Secondly, some markets decided not to join T2S, but they will implement the CAJWG standards anyway. The timeframe will just be different, as they do not see T2S as their milestone for change. This is the case for the UK where no one is certain when the recommended sequence of key dates will be implemented, in part because the UK isn’t joining T2S for the foreseeable future, and also because this would necessitate a change to the regulation locally.

What did the T2S CASG formulate in terms of standards for corporate actions on flows?

The CASG standards were built after those of the CAJWG, to define the impacts of a corporate action on pending transactions in T2S. They were approved by the T2S Advisory Group, so that all market infrastructures or intermediaries now have to comply before they join T2S. The scope of the standards covers all securities transactions. Their objectives were to harmonise the processing so as to ensure efficient settlement, and to protect the rights of both counterparts. The CASG issued standards related to (i) market claims, resulting from a distribution of cash or securities, (ii) transformations, resulting from a reorganisation, and (iii) buyer protection, resulting from an elective event.

Market claims: the objective is that the proceeds of a distribution should reach the entitled party of a pending transaction. To achieve that goal, the CASG standards define who should issue a market claim and when, if and how a transaction should be included in the process or not, with cum/ex and opt out indicators. Standards also set up rules with regards to the intended settlement date of a transaction, the detection period, the independence of the claims to the original transaction, and the reporting in ISO format.

Transformation: the objective is that the original pending transaction continues its lifecycle even while being affected by a reorganisation. To reach that goal, the CASG standards define who should identify, cancel and replace the transaction and when, what dates should be used, if and how to opt out, how to manage multiple outturns, and what reporting should be used.

Buyer protection: the objective is to ensure that the buyer in a pending transaction, who has acquired the right to elect on a corporate action, actually receives the expected outturn, with a possibility to provide its choice to the seller.
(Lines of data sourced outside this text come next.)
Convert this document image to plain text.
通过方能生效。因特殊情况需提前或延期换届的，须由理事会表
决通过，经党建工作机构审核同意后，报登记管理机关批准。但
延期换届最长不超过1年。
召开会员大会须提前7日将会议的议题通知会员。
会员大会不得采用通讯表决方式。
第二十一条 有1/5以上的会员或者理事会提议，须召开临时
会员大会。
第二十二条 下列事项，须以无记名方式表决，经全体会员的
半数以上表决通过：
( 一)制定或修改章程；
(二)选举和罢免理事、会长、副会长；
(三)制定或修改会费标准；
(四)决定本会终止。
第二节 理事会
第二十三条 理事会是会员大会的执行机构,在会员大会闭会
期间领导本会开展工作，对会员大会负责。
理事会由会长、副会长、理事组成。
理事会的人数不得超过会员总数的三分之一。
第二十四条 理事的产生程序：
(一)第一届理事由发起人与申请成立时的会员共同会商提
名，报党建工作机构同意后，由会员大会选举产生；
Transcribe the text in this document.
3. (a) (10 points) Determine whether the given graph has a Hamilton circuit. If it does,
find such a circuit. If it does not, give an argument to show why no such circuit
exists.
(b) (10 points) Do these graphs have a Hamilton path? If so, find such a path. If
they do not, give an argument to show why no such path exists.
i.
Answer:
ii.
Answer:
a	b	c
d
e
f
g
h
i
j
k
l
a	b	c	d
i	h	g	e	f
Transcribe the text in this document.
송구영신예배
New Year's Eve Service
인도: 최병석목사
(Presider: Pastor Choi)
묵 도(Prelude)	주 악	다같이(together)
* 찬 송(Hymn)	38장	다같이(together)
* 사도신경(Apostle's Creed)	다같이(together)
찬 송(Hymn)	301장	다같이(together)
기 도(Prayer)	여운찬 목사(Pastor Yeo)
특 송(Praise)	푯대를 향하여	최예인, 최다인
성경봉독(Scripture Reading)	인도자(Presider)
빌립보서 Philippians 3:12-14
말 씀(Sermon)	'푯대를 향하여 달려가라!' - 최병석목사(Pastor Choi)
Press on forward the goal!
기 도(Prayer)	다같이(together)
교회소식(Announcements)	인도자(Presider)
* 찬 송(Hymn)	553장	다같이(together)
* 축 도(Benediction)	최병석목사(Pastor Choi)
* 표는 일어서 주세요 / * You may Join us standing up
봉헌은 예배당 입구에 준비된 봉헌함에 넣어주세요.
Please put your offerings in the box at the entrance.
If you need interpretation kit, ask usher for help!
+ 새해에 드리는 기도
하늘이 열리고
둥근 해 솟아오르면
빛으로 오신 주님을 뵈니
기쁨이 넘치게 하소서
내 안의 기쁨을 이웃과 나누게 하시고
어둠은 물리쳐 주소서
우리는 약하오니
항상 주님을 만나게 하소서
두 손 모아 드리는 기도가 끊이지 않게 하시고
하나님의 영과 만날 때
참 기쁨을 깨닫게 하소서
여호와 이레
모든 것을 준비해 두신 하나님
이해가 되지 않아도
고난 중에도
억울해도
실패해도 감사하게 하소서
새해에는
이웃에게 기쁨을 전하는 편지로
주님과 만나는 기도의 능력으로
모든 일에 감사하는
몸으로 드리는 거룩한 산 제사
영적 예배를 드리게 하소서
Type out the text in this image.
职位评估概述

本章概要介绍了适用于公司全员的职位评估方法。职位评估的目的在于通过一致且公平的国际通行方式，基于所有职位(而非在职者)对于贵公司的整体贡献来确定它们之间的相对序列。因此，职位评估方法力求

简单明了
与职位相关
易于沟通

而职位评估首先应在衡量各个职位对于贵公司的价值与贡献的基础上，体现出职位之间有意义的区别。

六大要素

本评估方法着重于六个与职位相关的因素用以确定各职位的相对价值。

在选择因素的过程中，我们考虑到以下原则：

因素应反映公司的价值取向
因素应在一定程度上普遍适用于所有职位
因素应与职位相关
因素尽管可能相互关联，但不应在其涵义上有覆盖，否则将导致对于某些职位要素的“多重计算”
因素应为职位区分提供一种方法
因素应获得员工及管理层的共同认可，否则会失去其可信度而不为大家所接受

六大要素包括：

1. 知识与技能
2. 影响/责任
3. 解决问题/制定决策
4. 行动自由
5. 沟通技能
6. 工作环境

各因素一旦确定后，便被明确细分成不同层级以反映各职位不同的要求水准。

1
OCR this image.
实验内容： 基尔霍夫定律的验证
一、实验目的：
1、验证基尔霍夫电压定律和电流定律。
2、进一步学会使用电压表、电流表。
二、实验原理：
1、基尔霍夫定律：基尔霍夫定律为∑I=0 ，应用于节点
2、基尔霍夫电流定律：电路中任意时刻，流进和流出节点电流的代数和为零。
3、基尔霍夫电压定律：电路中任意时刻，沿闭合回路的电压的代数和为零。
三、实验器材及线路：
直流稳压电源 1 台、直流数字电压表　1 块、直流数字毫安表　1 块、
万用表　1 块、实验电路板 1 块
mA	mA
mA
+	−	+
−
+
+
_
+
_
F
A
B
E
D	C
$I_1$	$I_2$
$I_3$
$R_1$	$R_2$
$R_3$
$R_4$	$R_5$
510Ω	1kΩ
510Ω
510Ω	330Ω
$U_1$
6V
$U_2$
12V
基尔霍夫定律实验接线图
To reach that goal, the CASG standards define rules on who should be passing the information and when, what mechanism should be used, automated or otherwise, and how and when the transformation process should take place.
After the standards were defined and endorsed, the CASG mandate changed from defining to monitoring implementation and providing support to the industry on how these standards would apply in a T2S environment. The CASG provides a yearly implementation progress report to the T2S advisory group. BNP Paribas Securities Services is a member of the CAJWG and the CASG.

Where are CSDs with implementing these standards?

This must be looked at on a market-by-market case—there is no one blanket view on this. Some markets may not implement the recommended standards before their final migration to the T2S platform. However, these same markets might already be prepared to put them into practice. Some of these may have all the regulatory, legal and technology issues solved but are simply choosing to synchronise their adoption of the CAJWG standards with their T2S migration. Other countries may very well be almost entirely compliant to the CAJWG standards but are very far from implementing the remaining standards for legal or structural reasons.

We are confident, however, that solutions for these cases will be forthcoming in good time to ensure smooth processing on corporate actions on flows, as these issues are being considered at the highest levels of T2S governance.

Our view is that ‘the glass is much more than half-full’. We are very close, in fact, to achieving our goals and it is good to note that the standards have been endorsed universally, which is impressive in itself. Of course, issues may yet arise as we progress with implementation, but as long as all the stakeholders are well aligned and focused on finding common solutions, then we should be able to overcome these.

The CAJWG standards should not be seen as a readymade road-map to European harmonisation, but as a sophisticated tool kit to help us enable smooth, low cost, low risk corporate actions processing.